Going beyond this case study, we elaborate that stages of multi-level learning have to build on each other to be able to move from changing actions (single-loop learning) to revising the frame by government authorities with the cooperation of communities (double-loop learning) and, finally, to transforming the context (triple-loop learning). Therefore, we argue that institutionally-mixed resource governance systems constituted by multi-level interaction as well as shared responsibilities and rights among different institutions and actors can better handle sudden resource value changes and other changes triggered subsequently by enabling adaptive and transformative learning processes in the governance systems.

Currently, the limited recognition of the local context in recent policies in India and Nepal, as well as the overlapping of institutional rights, such as for van panchayats and BMCs in India and ANCA Conservation committees and CFUGs in Nepal, has led to limited vertical and horizontal integration between state and non-state actors. This could become even more severe in Nepal when the newly established administrative units, gaun palikas (villages) and nagar palikas (municipalities), empowered through the new Nepal Constitution of September 2015, demand their rights to manage natural resources at the local level. This will most likely bring a new dynamic into the existing governance structure with outcomes, which so far cannot be predicted. A similar situation could occur in India once BMCs on local level and the State Biodiversity Board receive more human and financial resources and become more strongly socially accepted. As yarshagumba is currently the local resource with the highest value found in the Himalayan Mountains (Negi et al. 2016), struggles on state and local level between State Forest Department and State Biodiversity Board to benefit from the resource are likely. However, the new situations in Nepal and India can also provide opportunities to reflect on general questions about equity, power and authority, resource distribution and livelihood dependencies in the context of NTFP collection and sale in remote mountain villages to encourage transformative change.

6. Conclusion

Our comparative case study reveals communities’ and governments’ capacities to adapt to resource value changes in the high alpine grasslands of the Kailash Landscape. We conclude that neither government nor communities alone can ensure effective governance in remote mountain areas when resource values rapidly increase. During learning processes the link between the amendment of actions (single-loop learning), in our case initiated by communities, and the revision of the formal policies and the frame (double-loop learning) is essential to ensure that innovative approaches reach the policy level (vertical integration) and can spread across administrative boundaries (horizontal interaction). A complex and complementary resource governance system consisting of governmental institutions and communal management arrangements is required to adapt adequately and to ensure that learning processes are innovative, context-specific, legally sanctioned and enforced.
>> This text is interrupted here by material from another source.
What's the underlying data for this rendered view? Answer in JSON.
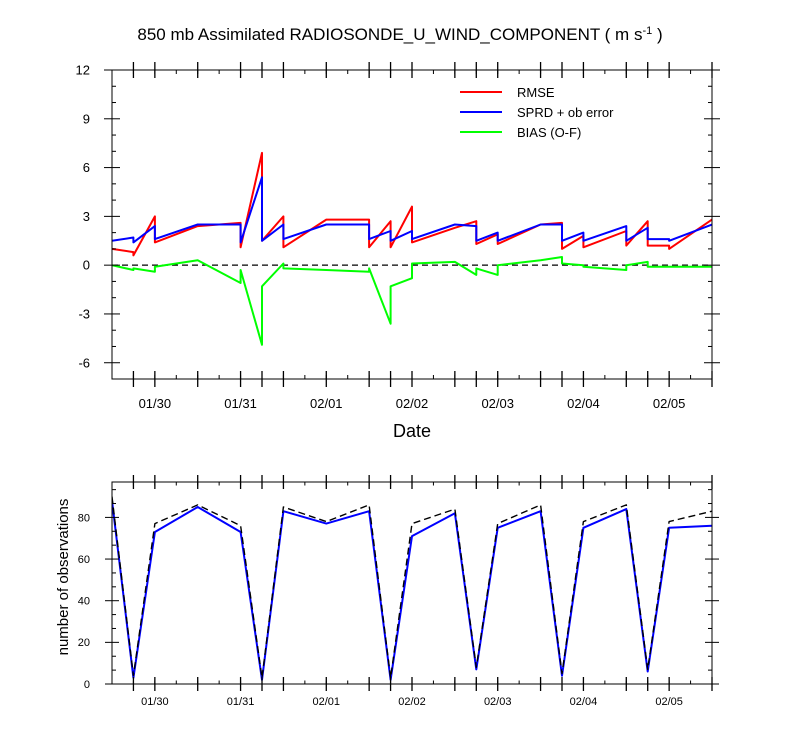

Building on this insight we conclude that other common pool resources in the Himalayas face similar governance challenges. For example demand and prices for medicinal and aromatic plants have increased over the last decades (Pauls and Franz 2013). The majority of them, just like yarshagumba, are not cultivated, but harvested wild in remote areas by communities (Uprety et al. 2016). Referring to our findings, this will most likely trigger similar power struggles, adaptation and learning processes.

We recommend that the affected regions establish common platforms for actors from different levels and sectors, including the government, relevant research facilities and communities. Joint meetings could encourage exchange and understanding, create awareness and provide the opportunity to share local and scientific knowledge among relevant actors. This would also close the gap between the communal and governmental efforts for adaption and encourage transformation towards sustainable resource management.